I thought they were so weird – and watching them again now as part of that show there’s still an excitement to the carnival brand of funk. Likewise, because of my age, when I first saw the horror episode (“Nasty”, incidentally the ep that I have watched the least, probably less than double figures) I would not have known anything about The Damned. The Young Ones introduced me to a lot of great music.
Alexei Sayle’s contributions to the show were a lure for me too; his inspired lunacy was always worth looking out for – each episode contains a vital cameo to wait for. And Sayle added some great musical craziness to a couple of episodes too. Obviously in the second show (“Oil”) he’s there singing, at the benefit for the workers, with the band Radical Posture.
His new-wave/electro-pop send up (Dr. Martens Boots) is one of the musical highlights. But there’s also his cameo in the episode where Neil needs to get a job to bring some money in (“Cash”) and joins the police. Sayle is the Mussolini lookalike that hires Neil, then walks out one door and in through another to perform the ad-hoc song Relax, Make Stupid Noises. The chorus consists of Alexei coughing and spluttering out every stammer and tic that he can, after such brilliant couplets as “when your boss is giving you the sack, ‘cos you’ve lost all his invoices/don’t drink a bottle of sulphuric acid, relax, make stupid noises!” (A subversion of Eric Idle’s Always Look On The Bright Side Of Life, possibly?) In that same episode the band is a one-off grouping of celeb musicians and jingle writers – most prominently featuring Stewart Copeland (the drummer from The Police) and Jools Holland, they cover Dylan’s Subterranean Homesick Blues. It was, when I heard it on the show the first time, my introduction to that Dylan song.
So many great bits of dialogue though. Rik as The People’s Poet (“oh Cliff/sometimes it must be hard/not to feel as if/you really are a cliff/When fascists keep trying to push you over it/are they the lemmings?/Or are you cliff?/OR ARE YOU CLIFF?!”) Mike’s intentionally poorly-timed non-sequiturs (“a social conscience is like a garden shed, you try and eat it, it’ll stick in your throat”). And that great scene where Suggs from Madness gets to deliver an immortal line. In the third episode (“Boring”), the lads head to the pub and Madness plays the song House Of Fun. Rik goes up to the band and says “do you know Summer Holiday by Cliff and The Shadows?” Suggs gets to reply, “you hum it son…I’ll smash your face in”.
Apparently the show featured musical acts so that it could get extra funding by coming in under the variety show charter, rather than simply being a sitcom..
The Young Ones was something that bonded our family – we all watched it. Eventually we all watched it together. We now know it all – all the way through – without ever having to watch it again. That doesn’t stop us from catching a repeat, from occasionally slipping in one of the discs and watching an episode or two.

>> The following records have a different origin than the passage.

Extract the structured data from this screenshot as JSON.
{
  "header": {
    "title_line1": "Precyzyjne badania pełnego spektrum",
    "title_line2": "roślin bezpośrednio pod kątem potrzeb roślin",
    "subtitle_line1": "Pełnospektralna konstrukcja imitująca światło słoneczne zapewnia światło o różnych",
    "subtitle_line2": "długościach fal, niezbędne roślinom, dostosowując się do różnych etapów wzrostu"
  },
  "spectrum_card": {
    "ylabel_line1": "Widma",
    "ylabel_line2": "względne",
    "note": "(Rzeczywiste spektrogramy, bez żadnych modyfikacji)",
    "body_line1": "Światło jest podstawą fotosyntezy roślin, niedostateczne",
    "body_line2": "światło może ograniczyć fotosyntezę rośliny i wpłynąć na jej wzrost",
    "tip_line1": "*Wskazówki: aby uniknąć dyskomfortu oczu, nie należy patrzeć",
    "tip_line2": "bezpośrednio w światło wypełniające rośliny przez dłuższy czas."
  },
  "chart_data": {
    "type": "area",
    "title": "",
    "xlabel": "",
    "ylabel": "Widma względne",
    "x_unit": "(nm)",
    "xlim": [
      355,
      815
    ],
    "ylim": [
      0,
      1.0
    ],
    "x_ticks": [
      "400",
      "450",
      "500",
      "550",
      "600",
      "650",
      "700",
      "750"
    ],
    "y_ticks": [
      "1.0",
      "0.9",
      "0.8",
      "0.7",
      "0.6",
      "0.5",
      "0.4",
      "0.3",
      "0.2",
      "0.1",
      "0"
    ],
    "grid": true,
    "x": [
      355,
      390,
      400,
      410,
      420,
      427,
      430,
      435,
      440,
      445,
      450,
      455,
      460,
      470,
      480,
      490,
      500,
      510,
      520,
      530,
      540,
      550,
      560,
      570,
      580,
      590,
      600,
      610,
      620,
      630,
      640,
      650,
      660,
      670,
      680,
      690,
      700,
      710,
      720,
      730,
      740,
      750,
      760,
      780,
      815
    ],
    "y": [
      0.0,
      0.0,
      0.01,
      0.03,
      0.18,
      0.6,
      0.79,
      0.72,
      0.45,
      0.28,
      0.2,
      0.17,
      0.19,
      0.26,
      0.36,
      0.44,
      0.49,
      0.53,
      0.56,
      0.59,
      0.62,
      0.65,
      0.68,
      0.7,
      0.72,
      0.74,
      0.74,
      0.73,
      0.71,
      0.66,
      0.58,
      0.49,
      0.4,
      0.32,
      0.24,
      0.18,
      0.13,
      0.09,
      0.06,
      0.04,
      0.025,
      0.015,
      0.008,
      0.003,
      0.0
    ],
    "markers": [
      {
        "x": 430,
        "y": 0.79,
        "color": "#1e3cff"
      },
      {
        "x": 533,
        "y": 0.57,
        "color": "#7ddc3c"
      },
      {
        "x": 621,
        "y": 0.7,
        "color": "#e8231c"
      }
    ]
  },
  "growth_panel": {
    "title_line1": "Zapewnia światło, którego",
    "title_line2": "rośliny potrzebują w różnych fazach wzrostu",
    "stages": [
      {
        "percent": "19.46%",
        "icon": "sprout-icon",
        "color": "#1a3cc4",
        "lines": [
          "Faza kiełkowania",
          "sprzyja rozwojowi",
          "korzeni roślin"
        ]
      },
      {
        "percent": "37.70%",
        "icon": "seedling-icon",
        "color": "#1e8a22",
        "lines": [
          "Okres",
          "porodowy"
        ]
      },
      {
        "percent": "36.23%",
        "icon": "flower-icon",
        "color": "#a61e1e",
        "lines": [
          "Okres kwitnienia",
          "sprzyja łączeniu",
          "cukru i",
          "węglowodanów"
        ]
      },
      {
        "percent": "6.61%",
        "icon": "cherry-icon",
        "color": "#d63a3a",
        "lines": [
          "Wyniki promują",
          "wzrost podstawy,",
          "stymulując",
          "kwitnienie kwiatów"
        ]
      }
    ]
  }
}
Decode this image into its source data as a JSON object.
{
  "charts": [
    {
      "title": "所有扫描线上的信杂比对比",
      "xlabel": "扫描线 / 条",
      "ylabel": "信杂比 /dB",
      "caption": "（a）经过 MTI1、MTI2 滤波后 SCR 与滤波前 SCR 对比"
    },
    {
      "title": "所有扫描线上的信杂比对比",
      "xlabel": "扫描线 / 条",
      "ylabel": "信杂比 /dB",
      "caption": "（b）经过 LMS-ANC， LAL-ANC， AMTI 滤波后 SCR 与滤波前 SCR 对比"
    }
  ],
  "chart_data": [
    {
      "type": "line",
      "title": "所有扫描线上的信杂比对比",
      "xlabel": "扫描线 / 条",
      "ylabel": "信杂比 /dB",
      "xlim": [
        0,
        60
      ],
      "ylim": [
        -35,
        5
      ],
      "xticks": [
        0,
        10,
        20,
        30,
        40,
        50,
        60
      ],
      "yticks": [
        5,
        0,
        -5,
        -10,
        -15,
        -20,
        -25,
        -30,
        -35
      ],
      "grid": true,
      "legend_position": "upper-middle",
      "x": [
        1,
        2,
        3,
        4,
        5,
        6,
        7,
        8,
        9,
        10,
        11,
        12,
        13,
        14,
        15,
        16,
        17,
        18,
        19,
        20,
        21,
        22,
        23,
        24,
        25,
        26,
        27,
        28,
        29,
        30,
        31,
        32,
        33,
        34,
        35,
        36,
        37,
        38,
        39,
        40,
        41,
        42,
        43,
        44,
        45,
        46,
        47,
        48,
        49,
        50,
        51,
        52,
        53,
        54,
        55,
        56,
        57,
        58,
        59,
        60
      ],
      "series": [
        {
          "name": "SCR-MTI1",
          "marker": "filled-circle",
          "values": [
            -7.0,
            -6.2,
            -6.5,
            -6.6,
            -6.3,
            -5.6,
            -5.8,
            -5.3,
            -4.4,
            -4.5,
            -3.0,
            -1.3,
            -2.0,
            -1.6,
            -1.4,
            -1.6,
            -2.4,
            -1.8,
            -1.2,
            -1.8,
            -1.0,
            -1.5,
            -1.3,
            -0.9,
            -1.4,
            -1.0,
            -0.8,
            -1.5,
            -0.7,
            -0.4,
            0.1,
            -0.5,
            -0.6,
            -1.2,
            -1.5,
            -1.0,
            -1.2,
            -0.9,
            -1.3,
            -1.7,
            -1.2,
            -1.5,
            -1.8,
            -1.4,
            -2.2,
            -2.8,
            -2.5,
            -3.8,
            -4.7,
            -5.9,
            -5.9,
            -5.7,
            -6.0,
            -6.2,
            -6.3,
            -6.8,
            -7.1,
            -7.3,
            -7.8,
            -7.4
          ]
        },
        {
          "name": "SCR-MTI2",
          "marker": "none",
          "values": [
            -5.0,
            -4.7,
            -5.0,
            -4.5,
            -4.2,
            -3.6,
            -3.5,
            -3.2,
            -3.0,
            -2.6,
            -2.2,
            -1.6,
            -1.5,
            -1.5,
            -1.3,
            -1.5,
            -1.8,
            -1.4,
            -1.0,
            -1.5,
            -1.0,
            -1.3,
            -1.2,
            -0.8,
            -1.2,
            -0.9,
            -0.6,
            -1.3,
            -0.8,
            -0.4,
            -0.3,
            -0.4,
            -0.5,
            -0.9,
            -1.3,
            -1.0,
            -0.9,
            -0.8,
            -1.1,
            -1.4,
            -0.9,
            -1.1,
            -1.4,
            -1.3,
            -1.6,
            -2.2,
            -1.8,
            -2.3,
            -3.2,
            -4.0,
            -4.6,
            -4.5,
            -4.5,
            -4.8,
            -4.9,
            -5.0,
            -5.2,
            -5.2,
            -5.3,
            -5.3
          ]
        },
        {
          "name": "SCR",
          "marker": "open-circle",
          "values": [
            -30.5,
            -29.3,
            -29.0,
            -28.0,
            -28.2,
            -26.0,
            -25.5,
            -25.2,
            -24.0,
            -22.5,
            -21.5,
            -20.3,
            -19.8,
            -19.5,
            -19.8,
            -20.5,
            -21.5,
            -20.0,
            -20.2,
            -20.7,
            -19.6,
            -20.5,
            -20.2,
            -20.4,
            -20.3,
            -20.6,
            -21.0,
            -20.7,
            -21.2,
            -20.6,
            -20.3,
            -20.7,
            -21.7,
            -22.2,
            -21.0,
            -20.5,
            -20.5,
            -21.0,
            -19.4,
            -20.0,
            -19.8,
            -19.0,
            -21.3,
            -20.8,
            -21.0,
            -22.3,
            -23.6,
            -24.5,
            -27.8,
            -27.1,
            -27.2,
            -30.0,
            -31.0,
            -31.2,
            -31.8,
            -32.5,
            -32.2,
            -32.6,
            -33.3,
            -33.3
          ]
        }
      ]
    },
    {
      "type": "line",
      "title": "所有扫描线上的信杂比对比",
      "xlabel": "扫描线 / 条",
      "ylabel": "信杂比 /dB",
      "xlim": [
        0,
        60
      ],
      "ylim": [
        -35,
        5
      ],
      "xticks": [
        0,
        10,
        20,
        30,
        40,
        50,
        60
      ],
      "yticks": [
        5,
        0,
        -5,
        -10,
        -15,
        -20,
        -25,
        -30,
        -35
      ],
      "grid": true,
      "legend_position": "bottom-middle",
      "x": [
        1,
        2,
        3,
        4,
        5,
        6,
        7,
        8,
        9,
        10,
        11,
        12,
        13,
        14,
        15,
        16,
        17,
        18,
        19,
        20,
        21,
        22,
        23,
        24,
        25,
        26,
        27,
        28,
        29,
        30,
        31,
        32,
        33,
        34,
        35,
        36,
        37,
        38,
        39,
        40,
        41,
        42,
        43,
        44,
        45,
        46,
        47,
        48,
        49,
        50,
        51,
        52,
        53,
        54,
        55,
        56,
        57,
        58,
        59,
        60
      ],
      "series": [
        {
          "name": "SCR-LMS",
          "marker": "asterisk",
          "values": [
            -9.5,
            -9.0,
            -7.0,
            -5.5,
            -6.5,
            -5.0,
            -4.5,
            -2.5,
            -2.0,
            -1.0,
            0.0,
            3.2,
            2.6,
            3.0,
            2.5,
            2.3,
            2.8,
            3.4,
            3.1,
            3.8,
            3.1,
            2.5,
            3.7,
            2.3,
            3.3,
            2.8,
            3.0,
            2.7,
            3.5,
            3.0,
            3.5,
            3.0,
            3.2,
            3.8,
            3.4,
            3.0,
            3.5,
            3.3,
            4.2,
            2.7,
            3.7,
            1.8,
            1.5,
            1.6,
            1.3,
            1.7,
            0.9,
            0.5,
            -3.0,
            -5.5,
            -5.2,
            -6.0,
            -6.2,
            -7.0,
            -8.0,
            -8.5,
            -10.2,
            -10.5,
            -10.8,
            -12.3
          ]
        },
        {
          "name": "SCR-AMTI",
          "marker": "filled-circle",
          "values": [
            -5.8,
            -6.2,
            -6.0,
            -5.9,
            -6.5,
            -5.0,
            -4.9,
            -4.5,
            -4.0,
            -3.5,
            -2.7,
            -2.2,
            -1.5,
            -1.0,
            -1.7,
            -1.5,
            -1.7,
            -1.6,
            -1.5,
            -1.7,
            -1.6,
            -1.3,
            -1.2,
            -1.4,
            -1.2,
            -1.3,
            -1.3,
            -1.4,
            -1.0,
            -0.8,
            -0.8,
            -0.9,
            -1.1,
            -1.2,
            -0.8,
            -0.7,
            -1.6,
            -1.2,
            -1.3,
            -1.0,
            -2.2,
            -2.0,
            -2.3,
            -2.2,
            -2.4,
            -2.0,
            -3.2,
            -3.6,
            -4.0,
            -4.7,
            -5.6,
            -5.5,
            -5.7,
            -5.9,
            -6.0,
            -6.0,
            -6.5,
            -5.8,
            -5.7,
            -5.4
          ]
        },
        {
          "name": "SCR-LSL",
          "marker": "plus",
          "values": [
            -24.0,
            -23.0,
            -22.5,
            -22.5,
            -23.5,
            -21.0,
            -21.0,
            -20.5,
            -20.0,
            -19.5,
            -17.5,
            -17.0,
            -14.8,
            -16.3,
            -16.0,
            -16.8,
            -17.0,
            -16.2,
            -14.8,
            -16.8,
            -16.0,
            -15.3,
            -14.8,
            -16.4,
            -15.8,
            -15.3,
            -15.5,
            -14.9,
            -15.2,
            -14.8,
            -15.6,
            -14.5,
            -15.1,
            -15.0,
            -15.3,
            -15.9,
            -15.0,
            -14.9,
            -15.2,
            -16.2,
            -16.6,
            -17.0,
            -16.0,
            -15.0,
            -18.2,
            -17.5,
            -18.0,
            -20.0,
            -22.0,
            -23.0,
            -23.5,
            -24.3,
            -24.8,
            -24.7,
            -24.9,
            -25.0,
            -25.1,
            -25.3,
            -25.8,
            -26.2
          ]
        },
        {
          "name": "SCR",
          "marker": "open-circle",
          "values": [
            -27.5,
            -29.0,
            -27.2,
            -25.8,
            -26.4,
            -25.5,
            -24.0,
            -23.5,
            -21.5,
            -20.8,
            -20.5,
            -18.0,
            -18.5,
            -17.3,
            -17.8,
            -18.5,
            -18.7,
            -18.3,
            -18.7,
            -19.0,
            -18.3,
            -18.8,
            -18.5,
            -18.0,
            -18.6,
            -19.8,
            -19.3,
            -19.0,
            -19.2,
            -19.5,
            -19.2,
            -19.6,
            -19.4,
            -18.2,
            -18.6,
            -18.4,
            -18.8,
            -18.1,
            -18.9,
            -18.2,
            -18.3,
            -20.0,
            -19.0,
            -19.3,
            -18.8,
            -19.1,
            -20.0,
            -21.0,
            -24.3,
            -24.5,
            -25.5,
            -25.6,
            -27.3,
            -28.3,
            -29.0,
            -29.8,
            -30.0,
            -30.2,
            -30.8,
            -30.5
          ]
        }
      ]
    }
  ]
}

Alright, so it’s been years since I’ve watched an episode all the way through but push comes to show it’s my favourite TV show of all time.
Ah The Young Ones, great memories. I used to have to go over to my best friend's house to watch the episodes her legend dad had videoed. I remember the Sick episode so vividly haha. I really must watch them all again.
Thanks Simon - made me start to watch it all again!!!